Copilot uses customer-specific data to suggest new features or detection logic. It can also estimate how different rules affect fraud loss and user friction, making it easier to balance protection and experience.
“We don’t believe in bolt-on AI,” Faulkner noted. “If AI isn’t built into the platform from the start, it’s just lipstick on a pig.”
Copilot can summarize complex risk events, interpret graphs and dashboards, or generate rules based on analyst prompts. It is designed to make security teams more productive without needing deep platform knowledge.
“There’s no one person in most organizations who understands fraud, security, and product risk end-to-end,” Faulkner said. “Copilot bridges that gap.”
Built for the edge, designed for real-time
Darwinium is deployed at the edge, integrated into CDNs like Cloudflare and Akamai. This allows it to analyze user behavior and intent as close to the user as possible, with minimal latency and no disruption to the experience.
The platform observes every step in the user journey, scoring risk before, during, and after login. This helps detect behavior that looks safe at first but turns malicious deeper in the session.

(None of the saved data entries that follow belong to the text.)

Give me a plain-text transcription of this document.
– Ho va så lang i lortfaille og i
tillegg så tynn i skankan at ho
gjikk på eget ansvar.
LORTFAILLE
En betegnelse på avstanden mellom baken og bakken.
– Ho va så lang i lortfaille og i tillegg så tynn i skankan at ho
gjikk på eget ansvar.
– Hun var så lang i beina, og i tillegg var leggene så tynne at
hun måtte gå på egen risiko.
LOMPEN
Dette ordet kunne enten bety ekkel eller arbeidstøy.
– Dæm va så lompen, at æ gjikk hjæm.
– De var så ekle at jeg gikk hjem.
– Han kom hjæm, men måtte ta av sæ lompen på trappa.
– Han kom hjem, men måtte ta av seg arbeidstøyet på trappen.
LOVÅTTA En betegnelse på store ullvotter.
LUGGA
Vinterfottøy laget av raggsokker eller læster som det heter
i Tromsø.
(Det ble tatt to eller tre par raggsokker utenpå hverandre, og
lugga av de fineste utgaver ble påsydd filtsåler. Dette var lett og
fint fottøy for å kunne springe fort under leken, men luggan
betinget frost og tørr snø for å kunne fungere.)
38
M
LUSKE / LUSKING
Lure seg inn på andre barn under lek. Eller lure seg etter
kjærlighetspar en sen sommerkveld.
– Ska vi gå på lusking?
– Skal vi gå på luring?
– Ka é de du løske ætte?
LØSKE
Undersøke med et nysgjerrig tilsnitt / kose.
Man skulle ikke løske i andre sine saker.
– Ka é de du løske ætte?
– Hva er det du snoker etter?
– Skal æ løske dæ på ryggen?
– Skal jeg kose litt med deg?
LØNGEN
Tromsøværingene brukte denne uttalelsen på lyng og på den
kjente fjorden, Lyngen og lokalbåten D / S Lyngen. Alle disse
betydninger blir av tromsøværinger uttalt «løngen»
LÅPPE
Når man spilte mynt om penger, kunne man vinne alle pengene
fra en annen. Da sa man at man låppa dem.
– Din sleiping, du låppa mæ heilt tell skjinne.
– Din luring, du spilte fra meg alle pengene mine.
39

“You can’t rely on perfect authentication at login anymore,” Faulkner explained. “You need progressive trust. That means watching what users do across the full session to understand intent.”
Why this matters now
AI-generated fraud is already happening. Voice biometrics, selfie-based verification, and other digital ID checks are being targeted by AI tools that can now mimic human inputs with alarming precision.
“We’re heading toward a moment where AI will learn across a million websites a day how to get better at fraud,” Faulkner shared. “It won’t be a slow burn. When it hits, it will hit hard.”
For CISOs, the key takeaway is this: defending against fraud takes more than traditional rules or basic AI features. It calls for tools that can simulate attacks, understand intent, and continuously adapt.
Beagle and Copilot offer one approach to meeting that challenge. They are designed to give fraud and security teams the same kind of smart, scalable automation that attackers are already using.